Преступление и покаяние
О романе Мэри Шелли «Фолкнер»
На русском языке впервые вышел поздний роман Мэри Шелли «Фолкнер». В отличие от «Франкенштейна», самого знаменитого произведения писательницы, в «Фолкнере» нет никакой фантастики или экзотики, зато есть тема вины и искупления, а еще — сильная героиня и глубокое осмысление заката романтизма. Предлагаем ознакомиться с материалом Артёма Роганова, объясняющим, почему эта книга, написанная почти двести лет назад, относится к золотой классике и во многом остается актуальной.
Все мы начиная с 24 февраля 2022 года оказались перед лицом наступающего варварства, насилия и лжи. В этой ситуации чрезвычайно важно сохранить хотя бы остатки культуры и поддержать ценности гуманизма — в том числе ради будущего России. Поэтому редакция «Горького» продолжит говорить о книгах, напоминая нашим читателям, что в мире остается место мысли и вымыслу.
Мэри Шелли. Фолкнер. СПб.: Подписные издания, 2025. Перевод с английского Юлии Змеевой. Фрагмент

Опубликованный в конце ноября, будто бы наполненный атмосферой позднеосенних туманов, роман Мэри Шелли «Фолкнер» пока обсуждался неотделимо от ее биографии. И это логично, Мэри Шелли в России знают мало, в основном как человека, придумавшего то самое чудовище Франкенштейна из фильмов. Иногда ее упоминают в качестве жены поэта-романтика Перси Шелли, чьи стихи, с точки зрения автора этой статьи, сегодня устарели все же куда сильнее прозы Мэри. Тем не менее хотелось бы наконец поговорить о «Фолкнере» по большей части без биографического подхода. Отчасти потому, что уже опубликованы отличные тексты, которые отсылают нас к жизни писательницы в связи с ее финальным романом, и есть смысл погрузиться в другие нюансы, лишь кратко обозначив для начала несколько общих фактов. Во-первых, Шелли любила символизм имен, что, например, подтверждает Любовь Сумм в послесловии к этому изданию. Во-вторых, Шелли была на личном опыте знакома со смертью детей, поэтами-романтиками и отвергнутыми своими семьями молодоженами, а саму книгу написала в 1837 году, на излете эпохи романтизма.

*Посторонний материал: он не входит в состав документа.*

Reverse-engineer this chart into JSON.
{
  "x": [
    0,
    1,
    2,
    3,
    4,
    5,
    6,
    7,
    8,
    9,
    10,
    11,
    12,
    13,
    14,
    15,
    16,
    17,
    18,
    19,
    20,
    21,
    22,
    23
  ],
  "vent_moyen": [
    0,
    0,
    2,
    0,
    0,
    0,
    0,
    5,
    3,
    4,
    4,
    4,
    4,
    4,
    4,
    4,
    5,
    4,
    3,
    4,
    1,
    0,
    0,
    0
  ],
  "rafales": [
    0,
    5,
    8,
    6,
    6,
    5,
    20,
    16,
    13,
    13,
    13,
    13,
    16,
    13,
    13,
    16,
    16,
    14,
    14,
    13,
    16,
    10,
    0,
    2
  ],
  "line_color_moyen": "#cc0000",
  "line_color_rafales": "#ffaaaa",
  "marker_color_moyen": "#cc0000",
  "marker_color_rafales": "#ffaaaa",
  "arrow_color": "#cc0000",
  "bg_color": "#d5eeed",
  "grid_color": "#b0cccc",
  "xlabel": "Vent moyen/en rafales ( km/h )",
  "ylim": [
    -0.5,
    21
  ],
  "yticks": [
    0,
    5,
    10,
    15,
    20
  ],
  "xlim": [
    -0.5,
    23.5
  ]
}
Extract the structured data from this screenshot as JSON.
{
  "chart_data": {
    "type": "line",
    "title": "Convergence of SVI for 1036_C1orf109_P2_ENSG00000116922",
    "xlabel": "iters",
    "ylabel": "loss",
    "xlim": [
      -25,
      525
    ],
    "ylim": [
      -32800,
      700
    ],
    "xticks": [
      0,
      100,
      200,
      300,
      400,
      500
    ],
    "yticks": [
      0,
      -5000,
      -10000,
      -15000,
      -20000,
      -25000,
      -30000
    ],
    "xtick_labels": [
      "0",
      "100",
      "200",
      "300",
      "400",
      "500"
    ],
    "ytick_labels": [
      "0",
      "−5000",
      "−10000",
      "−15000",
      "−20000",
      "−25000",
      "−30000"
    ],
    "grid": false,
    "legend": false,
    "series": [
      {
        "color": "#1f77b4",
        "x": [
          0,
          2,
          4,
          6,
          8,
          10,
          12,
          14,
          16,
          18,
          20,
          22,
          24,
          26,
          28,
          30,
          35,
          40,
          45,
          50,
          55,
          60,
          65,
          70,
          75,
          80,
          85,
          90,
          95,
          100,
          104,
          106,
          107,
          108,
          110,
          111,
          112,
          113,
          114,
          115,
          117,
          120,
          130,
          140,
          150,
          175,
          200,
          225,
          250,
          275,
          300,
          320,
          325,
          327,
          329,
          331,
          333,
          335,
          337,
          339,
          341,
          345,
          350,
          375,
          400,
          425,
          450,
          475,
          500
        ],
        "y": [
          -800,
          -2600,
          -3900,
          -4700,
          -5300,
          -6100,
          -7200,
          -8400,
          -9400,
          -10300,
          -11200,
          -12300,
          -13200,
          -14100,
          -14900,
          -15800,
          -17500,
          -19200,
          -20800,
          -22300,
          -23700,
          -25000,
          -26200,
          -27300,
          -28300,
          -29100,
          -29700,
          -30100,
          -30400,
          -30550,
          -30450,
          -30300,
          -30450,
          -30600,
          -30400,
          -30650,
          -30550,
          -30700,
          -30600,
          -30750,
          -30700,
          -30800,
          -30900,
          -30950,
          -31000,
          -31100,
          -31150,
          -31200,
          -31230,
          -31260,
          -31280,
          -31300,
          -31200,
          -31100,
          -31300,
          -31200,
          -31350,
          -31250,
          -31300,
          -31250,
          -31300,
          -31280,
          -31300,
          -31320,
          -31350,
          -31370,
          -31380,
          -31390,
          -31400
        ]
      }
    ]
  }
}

Фолкнер, фигурирующий в названии, — фамилия, которую носят два центральных персонажа: сирота Элизабет и ее приемный отец Руперт Джон Фолкнер. Элизабет, урожденная Рэби, теряет в детстве родителей и, оставшись на паршивом попечении скупых соседей, вполне в готическом духе проводит вечера на кладбище, где у могилы ее мамы нет даже именного надгробия. Там Элизабет и встречает Руперта Фолкнера, который собирается уйти из жизни чуть ли не прямо на месте материнского захоронения. Девочка возмущена и своим возмущением спасает незнакомца от самоубийства, а заодно находит себе в его лице приемного отца. Руперт Фолкнер, отставной капитан кавалерии, был в отчаянии, так как стал причиной смерти своей возлюбленной, но встреча с маленькой Элизабет видится ему знаком свыше, велением жить дальше, удочерить сироту и тем искупить вину. Он дает Элизабет свою фамилию и уезжает с ней в путешествие по Европе, поскольку боится оставаться в Англии, где обстоятельства смерти его возлюбленной могут раскрыться.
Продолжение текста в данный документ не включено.